BTW, Congrats on the 12lbs. I am so jealous. lol
kisses

 
Comment by Amanda
2007-10-30 13:52:53

Congratulations on the weight loss!

I agree with the majority of the comments so far. I’m sure that they don’t consciously mean anything by the comment. It’s more than likely meant as a compliment when someone really doesn’t know what to say.

In my world adoption, IF, and even fertility are still so taboo. No one I encounter IRL seems to ever know the proper thing to say when confronted with any of them.

 
Comment by Kira
2007-11-02 14:31:34

I have been thinking about this for a few days, and I wanted to put in my .02.
My husband is adopting my sons, hopefully this month (please, God and Family Court), and we get similar comments at times. About how the boys look like him (they don’t), or how neat it is that they are all three years apart and their new sister is three years older than my oldest, and if you put them all together they totally look like a stair-step sibling set.
The way I choose to look at those comments is that they’re not saying, “Oh, yay, he’s just as good as a BIOLOGICAL father.” Please. If their biological father were such a gift we’d be working to keep him in their lives. No, the way I take it is more like they’re saying how neatly the puzzle peices have come together. As though God or the universe were working on our behalf to cobble together this gorgeous picture of family.
But then again, I never realized that when someone says, “have you lost weight?” what they mean is “boy you were fat,” until a…erm….friend pointed that out to me.

 
Comment by lydia Subscribed to comments via email
2007-11-04 16:39:48

hi… I love this topic..
this scenario happens to me almost daily… I say all sort of snappy returns… Like my boys are cuter then us.. or even outlandish ones .. like: “Are you thinking that because they are white??” (meaning.. some people happen to have children through adoption that happen to be of the same race…) and this was not our motivation to have our children in our family and it pretty mush stops the conversation.
I think people want to find a connection with people and that is all that they can come up with.. I do not think it to be a complement. but a kind of lame way to make conversation. If you think my kids are cute.. join the club… they ARE fantastic… ;-) and I don’t think they look like us either…
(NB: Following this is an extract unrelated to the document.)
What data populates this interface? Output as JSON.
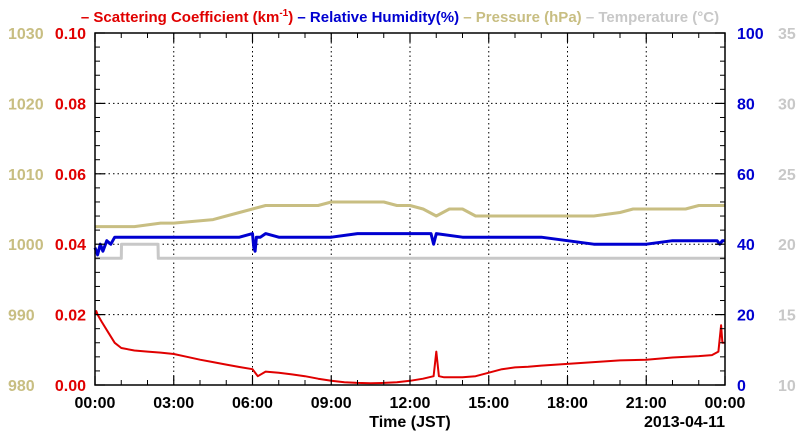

MY Best friend who is a mother to a DD through Adoption… explained it to me in a good way.. I point this out most of the time… and that is..
That when we raise our children, we teach them how to smile, how to laugh, to make expressions…and this makes our children “look like us” . Also I believe that in human nature and open Adoption our kids birthmoms picked folks that they related to and naturally were drawn to similar looking parents.